紀纖纖坐在梳妝檯前,一邊通發一邊斜睨著已經猴急地鑽進被窩的魏昳。
想到四郎的小瘦猴子樣,魏昳嘆了口氣,捏著額頭道:“我知道,這事不怪你,今日父王就是看見五郎了,五郎養得那麼好,他便覺得是咱們虧待了四郎。沒事,再等等,等四郎長大了,方方面面都跟上來,父王也就放心了。”

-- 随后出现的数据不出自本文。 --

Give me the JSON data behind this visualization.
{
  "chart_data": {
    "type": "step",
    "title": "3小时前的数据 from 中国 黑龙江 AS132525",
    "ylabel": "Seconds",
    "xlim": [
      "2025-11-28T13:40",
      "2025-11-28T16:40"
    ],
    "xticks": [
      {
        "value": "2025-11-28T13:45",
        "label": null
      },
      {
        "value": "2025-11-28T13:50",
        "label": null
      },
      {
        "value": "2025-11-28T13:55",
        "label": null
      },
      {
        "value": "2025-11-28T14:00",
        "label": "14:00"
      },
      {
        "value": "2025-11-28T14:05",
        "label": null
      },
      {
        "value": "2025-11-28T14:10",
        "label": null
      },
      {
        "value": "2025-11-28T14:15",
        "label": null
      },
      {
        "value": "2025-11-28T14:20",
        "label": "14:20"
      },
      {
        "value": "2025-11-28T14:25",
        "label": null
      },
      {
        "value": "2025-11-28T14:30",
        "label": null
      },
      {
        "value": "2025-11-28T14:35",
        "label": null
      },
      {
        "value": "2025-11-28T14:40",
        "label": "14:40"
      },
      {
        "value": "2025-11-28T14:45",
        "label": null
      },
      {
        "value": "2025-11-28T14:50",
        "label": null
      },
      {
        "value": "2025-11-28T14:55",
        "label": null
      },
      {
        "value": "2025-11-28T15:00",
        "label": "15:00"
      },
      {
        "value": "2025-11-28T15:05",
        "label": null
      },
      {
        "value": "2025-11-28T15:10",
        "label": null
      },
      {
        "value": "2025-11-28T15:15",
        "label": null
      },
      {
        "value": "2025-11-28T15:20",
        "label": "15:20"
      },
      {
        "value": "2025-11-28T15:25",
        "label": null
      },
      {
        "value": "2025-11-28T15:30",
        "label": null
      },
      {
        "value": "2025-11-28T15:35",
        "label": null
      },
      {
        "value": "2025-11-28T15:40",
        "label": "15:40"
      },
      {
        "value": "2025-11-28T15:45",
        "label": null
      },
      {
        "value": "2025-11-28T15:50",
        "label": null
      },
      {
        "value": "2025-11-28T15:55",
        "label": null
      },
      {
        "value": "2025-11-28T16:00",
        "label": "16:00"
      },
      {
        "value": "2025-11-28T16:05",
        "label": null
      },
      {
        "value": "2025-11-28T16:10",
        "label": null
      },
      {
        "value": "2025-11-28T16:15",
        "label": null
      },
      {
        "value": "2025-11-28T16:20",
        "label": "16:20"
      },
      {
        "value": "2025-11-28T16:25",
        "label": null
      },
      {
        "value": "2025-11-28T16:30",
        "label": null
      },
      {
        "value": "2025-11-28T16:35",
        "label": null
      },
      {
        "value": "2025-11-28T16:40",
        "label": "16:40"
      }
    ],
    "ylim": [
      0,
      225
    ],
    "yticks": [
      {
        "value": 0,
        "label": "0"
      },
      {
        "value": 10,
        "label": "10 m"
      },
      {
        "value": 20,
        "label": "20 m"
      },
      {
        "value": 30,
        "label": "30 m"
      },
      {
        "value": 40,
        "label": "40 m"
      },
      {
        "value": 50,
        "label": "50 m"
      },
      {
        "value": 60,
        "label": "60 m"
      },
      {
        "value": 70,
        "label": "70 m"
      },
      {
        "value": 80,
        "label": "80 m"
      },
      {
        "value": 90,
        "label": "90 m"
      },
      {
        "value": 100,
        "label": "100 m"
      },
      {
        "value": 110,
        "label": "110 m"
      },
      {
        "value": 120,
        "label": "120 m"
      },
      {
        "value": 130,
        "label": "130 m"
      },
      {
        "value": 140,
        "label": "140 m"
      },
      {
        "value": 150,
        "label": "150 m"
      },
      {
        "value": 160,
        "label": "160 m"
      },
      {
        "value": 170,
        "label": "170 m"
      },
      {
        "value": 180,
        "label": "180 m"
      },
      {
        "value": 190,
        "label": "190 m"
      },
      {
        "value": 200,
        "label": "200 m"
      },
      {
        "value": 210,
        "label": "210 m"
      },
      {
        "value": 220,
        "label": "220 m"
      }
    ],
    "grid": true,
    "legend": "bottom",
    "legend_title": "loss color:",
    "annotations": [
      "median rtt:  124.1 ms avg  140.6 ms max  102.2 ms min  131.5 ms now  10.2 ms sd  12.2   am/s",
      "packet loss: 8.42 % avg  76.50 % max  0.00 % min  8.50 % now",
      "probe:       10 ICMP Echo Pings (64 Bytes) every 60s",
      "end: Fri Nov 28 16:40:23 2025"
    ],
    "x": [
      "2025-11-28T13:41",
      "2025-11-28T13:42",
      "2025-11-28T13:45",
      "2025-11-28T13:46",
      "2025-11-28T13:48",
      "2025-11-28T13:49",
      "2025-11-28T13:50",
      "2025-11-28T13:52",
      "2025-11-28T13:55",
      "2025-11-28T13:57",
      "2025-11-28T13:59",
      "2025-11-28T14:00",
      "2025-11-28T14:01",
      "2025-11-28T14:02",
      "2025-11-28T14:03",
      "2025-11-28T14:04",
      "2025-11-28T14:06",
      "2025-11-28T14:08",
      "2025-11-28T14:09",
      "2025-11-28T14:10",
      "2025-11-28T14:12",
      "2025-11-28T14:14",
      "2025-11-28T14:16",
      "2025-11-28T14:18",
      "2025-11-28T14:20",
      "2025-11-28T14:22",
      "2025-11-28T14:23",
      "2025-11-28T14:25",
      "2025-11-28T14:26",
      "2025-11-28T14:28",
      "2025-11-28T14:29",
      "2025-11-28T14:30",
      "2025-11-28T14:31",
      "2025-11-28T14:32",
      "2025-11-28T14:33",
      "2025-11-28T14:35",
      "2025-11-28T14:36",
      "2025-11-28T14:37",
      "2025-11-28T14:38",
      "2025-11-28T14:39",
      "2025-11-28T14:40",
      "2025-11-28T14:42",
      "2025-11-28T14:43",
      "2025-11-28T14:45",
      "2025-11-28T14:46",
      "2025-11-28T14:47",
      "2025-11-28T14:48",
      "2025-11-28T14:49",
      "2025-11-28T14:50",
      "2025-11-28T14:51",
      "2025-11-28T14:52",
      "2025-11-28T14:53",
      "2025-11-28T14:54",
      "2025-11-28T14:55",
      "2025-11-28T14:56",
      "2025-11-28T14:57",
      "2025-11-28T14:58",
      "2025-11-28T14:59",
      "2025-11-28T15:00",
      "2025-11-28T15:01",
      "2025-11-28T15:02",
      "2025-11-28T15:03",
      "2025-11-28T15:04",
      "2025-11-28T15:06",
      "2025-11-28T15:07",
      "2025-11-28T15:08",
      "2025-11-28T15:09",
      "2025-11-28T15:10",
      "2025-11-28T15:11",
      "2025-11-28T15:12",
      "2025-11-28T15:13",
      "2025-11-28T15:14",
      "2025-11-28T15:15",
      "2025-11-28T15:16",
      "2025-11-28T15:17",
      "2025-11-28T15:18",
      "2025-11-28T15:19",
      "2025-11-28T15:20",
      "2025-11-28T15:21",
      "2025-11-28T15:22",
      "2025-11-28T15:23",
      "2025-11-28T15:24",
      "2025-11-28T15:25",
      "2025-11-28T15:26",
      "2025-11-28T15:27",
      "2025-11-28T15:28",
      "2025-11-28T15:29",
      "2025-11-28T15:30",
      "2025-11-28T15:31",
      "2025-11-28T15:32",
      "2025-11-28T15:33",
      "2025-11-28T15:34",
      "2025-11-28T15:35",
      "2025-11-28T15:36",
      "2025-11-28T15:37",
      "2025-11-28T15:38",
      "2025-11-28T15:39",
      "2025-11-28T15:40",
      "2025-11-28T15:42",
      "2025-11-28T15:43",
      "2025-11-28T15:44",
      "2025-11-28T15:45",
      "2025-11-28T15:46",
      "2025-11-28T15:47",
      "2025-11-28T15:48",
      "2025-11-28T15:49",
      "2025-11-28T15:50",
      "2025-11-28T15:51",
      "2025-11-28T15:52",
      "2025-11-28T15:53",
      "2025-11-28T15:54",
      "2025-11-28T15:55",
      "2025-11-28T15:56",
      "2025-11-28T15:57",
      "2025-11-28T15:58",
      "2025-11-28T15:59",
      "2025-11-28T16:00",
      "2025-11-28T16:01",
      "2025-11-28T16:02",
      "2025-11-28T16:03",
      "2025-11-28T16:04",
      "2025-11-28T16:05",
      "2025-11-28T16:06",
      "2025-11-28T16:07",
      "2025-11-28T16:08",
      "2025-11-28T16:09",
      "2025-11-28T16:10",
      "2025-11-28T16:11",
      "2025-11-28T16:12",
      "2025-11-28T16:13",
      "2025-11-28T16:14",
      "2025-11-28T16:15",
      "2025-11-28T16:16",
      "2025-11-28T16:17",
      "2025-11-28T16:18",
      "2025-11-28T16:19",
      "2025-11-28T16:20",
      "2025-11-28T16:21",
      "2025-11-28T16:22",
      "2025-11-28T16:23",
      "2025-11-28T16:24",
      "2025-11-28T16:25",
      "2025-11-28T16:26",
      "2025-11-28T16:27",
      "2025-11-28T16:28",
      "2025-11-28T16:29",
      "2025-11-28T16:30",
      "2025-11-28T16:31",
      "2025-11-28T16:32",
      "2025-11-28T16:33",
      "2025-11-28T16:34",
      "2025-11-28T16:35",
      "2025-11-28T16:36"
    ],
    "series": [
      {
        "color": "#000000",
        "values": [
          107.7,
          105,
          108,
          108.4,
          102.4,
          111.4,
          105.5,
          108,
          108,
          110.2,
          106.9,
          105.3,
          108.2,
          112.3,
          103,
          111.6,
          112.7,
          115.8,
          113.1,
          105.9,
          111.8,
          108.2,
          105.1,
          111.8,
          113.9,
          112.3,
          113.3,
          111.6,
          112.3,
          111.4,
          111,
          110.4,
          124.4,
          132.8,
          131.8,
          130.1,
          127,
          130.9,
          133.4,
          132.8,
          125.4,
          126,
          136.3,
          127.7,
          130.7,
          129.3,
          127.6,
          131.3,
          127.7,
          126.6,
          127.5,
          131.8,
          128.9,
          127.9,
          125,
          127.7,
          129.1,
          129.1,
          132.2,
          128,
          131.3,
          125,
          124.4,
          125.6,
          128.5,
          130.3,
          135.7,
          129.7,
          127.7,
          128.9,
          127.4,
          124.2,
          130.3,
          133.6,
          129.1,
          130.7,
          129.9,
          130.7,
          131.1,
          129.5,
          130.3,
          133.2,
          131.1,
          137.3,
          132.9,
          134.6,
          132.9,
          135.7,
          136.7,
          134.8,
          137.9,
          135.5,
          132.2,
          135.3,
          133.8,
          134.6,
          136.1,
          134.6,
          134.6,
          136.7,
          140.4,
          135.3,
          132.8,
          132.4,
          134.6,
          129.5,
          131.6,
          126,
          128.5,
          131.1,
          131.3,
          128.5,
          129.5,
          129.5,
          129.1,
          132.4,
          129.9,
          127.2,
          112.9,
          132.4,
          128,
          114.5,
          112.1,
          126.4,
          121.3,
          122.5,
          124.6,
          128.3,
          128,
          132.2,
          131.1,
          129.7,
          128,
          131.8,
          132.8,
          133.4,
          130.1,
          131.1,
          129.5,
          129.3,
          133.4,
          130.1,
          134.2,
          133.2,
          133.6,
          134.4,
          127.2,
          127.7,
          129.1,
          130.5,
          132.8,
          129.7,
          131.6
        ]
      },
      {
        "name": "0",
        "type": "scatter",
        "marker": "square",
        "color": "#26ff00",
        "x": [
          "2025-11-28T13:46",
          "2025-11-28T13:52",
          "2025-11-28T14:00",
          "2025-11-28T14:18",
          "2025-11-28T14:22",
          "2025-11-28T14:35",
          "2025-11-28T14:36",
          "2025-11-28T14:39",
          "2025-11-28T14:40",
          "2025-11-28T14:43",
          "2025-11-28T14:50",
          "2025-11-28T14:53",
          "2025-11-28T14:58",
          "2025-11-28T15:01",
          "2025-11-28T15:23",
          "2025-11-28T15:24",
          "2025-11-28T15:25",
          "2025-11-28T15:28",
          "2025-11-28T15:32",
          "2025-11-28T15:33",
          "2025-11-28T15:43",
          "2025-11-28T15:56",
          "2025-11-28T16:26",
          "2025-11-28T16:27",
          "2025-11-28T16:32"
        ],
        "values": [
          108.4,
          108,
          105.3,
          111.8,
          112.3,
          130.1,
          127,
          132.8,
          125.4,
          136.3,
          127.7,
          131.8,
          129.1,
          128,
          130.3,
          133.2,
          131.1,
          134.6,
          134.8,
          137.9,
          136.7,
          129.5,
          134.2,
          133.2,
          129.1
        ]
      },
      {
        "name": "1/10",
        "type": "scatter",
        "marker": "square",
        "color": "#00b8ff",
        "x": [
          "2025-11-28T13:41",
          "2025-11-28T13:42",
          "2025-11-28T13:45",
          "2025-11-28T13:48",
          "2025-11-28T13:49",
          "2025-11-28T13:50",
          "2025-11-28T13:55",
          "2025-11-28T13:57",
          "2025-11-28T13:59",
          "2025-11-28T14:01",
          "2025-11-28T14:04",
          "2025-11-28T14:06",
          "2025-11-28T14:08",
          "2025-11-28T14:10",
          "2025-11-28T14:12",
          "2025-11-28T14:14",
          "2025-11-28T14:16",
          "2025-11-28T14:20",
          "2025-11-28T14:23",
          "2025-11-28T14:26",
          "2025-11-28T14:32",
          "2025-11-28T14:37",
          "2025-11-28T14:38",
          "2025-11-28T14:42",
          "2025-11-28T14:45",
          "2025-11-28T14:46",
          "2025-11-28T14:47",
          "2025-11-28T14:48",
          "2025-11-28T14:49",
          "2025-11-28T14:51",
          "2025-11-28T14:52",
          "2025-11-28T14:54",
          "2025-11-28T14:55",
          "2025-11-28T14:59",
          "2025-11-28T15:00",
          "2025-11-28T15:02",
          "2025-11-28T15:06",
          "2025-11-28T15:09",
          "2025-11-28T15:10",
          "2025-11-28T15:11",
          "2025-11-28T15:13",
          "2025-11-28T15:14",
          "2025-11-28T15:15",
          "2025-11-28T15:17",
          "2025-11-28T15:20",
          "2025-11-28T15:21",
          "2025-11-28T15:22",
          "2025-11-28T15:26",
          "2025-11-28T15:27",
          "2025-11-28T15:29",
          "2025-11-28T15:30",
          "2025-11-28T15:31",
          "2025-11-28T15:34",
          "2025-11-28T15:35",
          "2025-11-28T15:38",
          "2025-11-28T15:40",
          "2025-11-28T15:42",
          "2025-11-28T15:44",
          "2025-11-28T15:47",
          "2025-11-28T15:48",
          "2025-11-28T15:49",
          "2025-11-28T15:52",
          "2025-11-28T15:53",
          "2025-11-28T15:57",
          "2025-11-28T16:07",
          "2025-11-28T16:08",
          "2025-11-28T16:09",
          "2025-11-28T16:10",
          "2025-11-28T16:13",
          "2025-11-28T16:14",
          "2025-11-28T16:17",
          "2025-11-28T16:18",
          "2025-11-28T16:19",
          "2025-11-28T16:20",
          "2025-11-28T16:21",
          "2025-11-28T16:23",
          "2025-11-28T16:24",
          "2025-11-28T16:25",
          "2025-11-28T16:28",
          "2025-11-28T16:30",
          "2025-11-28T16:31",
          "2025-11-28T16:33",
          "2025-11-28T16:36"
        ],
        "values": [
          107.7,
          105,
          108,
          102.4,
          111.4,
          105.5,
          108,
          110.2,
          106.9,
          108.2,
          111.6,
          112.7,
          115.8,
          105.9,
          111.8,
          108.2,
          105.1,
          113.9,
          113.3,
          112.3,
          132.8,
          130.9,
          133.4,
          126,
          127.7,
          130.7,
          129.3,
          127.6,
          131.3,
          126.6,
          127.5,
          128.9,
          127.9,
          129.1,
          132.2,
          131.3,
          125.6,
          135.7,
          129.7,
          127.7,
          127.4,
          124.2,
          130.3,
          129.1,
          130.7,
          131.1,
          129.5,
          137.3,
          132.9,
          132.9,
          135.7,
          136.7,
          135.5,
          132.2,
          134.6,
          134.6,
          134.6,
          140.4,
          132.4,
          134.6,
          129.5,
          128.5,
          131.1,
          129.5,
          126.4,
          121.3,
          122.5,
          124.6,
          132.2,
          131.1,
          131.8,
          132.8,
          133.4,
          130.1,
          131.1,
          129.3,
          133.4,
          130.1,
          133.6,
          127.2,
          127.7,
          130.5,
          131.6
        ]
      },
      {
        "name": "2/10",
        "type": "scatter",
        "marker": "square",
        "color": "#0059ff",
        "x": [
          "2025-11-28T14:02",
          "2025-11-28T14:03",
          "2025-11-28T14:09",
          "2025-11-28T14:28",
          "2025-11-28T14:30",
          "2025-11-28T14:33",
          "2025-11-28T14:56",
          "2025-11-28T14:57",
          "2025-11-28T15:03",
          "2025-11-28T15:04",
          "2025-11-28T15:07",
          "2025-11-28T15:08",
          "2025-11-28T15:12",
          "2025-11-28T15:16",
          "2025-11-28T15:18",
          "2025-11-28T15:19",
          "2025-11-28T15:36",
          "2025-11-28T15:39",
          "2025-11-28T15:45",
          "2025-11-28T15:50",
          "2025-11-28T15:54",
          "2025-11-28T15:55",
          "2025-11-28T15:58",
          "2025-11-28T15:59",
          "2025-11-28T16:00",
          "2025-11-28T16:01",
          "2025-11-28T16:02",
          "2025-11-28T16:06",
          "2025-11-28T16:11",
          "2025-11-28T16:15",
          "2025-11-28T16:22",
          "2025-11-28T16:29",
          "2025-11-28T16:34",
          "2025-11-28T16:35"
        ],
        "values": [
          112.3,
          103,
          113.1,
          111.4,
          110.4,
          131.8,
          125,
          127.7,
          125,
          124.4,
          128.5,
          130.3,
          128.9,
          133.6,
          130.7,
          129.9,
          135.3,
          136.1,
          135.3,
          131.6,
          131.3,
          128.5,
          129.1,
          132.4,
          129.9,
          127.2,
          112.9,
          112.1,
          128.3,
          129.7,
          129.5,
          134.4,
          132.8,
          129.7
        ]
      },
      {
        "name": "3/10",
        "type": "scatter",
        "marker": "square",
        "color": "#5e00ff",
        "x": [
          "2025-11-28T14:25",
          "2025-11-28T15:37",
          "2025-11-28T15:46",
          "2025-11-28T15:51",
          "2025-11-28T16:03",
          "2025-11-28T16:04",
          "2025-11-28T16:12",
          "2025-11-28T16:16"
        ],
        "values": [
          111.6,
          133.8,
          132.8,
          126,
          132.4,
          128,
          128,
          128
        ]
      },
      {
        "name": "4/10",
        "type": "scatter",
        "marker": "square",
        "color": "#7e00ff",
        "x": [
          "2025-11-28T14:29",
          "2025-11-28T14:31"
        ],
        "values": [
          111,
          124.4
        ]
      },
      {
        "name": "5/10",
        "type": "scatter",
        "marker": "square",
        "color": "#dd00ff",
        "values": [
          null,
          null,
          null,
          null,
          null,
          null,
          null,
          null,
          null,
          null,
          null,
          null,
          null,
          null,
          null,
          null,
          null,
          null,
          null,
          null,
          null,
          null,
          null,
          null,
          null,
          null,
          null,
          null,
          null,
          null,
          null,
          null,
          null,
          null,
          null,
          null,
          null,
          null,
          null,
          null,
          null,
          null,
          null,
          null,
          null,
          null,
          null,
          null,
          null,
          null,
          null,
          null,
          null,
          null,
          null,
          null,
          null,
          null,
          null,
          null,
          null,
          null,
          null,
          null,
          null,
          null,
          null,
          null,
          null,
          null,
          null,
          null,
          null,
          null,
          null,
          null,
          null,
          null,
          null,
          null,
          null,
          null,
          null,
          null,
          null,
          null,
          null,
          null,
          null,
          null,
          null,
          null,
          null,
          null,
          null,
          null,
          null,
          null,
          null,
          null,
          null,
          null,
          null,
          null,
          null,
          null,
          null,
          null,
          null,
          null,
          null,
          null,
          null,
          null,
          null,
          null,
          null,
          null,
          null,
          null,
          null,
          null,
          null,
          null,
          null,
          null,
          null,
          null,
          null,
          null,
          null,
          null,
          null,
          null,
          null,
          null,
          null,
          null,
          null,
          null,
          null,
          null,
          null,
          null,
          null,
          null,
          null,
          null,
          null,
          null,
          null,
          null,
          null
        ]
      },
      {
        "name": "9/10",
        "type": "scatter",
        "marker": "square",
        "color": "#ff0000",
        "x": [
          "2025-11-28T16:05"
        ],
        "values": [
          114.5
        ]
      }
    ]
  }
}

紀纖纖哼了哼:“娘那邊呢?今天她訓我訓得好凶,人家才剛出月子呢。”
她眼波勾人,魏昳笑著哄道:“娘純粹是拿你撒氣,過兩日也就忘了,快上來吧,下面冷。”
紀纖纖這才扭著腰走了過來。
魏昳將人摟在懷裡,貪婪地吸了一口妻子身上的香,柳姨娘的聲音再好聽,外面的歌姬再美,終究都是上不了檯面的土花野花,不如紀纖纖的國色天香。
魏昳見過那麼多美人,一個個比過去,也就三弟妹殷氏能略勝紀纖纖一分。
奇怪的是,殷氏嫁過來這麼久,以前怎麼不顯山不露水的,最近幾個月才叫他越看越驚豔了?
罷了,殷氏再美都是弟妹,他是沾不著了,不如專心吃自家的。
冬日天寒,大家都不愛出門,殷蕙也就安心地待在澄心堂翻賬本,看累了就逗逗衡哥兒。